La vuelta de los charlatanes
Quizá muchos se acuerden de aquellos charlatanes que iban de feria en feria ofreciendo lotes de mantas, pócimas milagrosas, peines de carey, palanganas, sartenes, orinales de porcelana y otra aparatosa cacharrería. Hablaban por los codos, con un micrófono de agudos pitidos colgado al cuello y parecía que no respiraban o lo hacían por branquias. Su palabrería era infinita. Su misión era aturdir, no dejar pensar para que no se instalase la duda y el cliente se perdiera. Había que venderle al público el "chollo" y además que se fuera convencido, porque "se lleva usted este cortaplumas de regalo. Todo por el módico precio de…Hoy mi ayudante y un servidor de ustedes estamos que lo tiramos, oigan".

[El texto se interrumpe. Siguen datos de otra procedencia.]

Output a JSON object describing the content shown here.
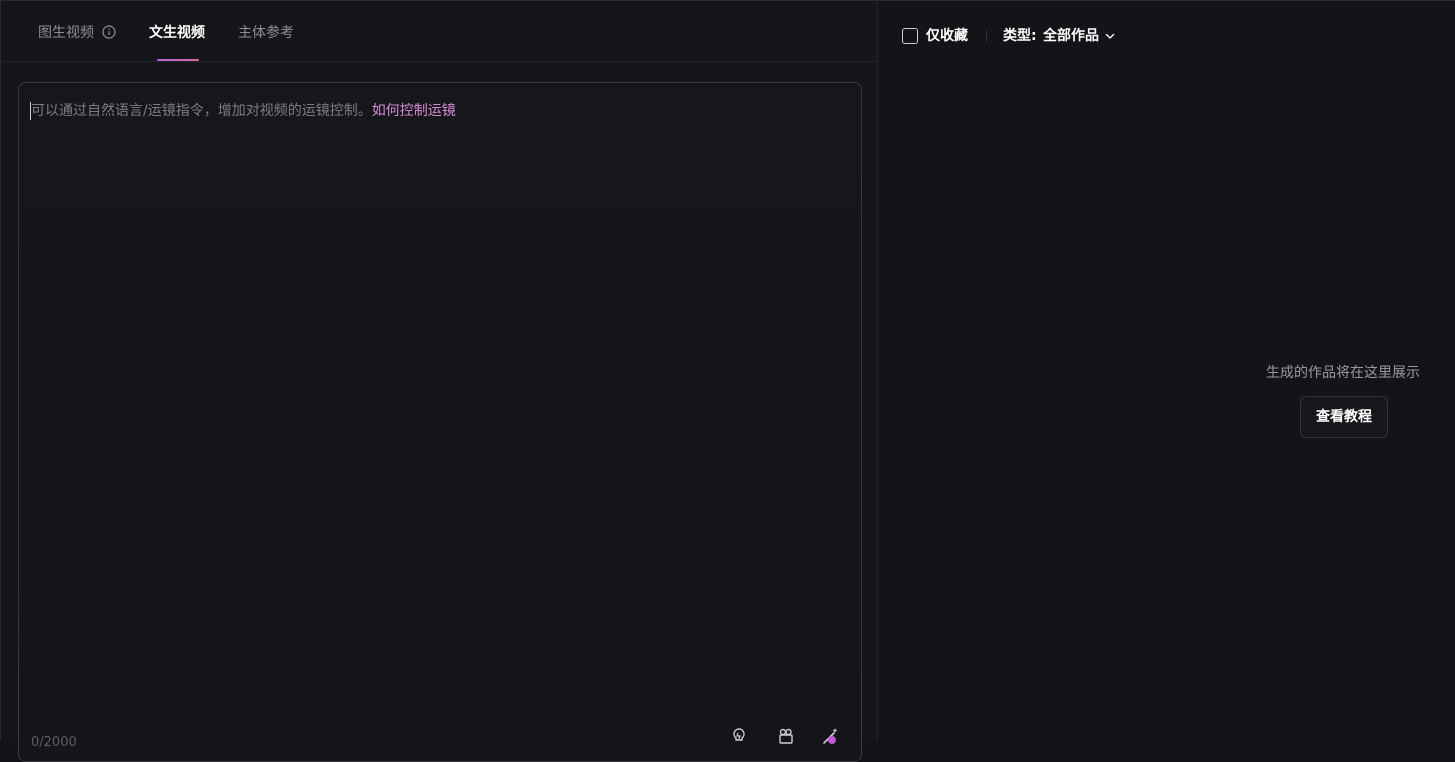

Esa figura del pasado subdesarrollado ya no existe. Los tiempos han avanzado una barbaridad. Los vendedores de crecepelo, ungüentos y otros infalibles remedios populistas, para arreglar la crisis que nos asola, salen por la televisión. Pero hacen los mismo que los chamarileros. Venden ilusiones de humo. Y a cambio quieren votos electorales. Porque las urnas son poder y dinero.
Esa es la única pero importante diferencia con sus antecesores feriantes. Lo suyo es vender lo que sea. Algunos de los más llamativos funámbulos de la palabra pueden ser en la actualidad, por ejemplo, Revilla o Rosa Díez. Tienen éxito. Venden mucho. Venden varitas mágicas luminosas con soluciones infalibles. En tiempos críticos la gente se agarra a cualquier clavo ardiendo. Y se apegan: quieren creer. Los charlatanes lo saben. Los discursos de los partidos de siempre aburren y, en su afán de mirarse el ombligo entre unas elecciones y otras, no sirven para nada. La gente piensa que puestos a tener que soportar este circo inoperante, por lo menos que haya algo divertido.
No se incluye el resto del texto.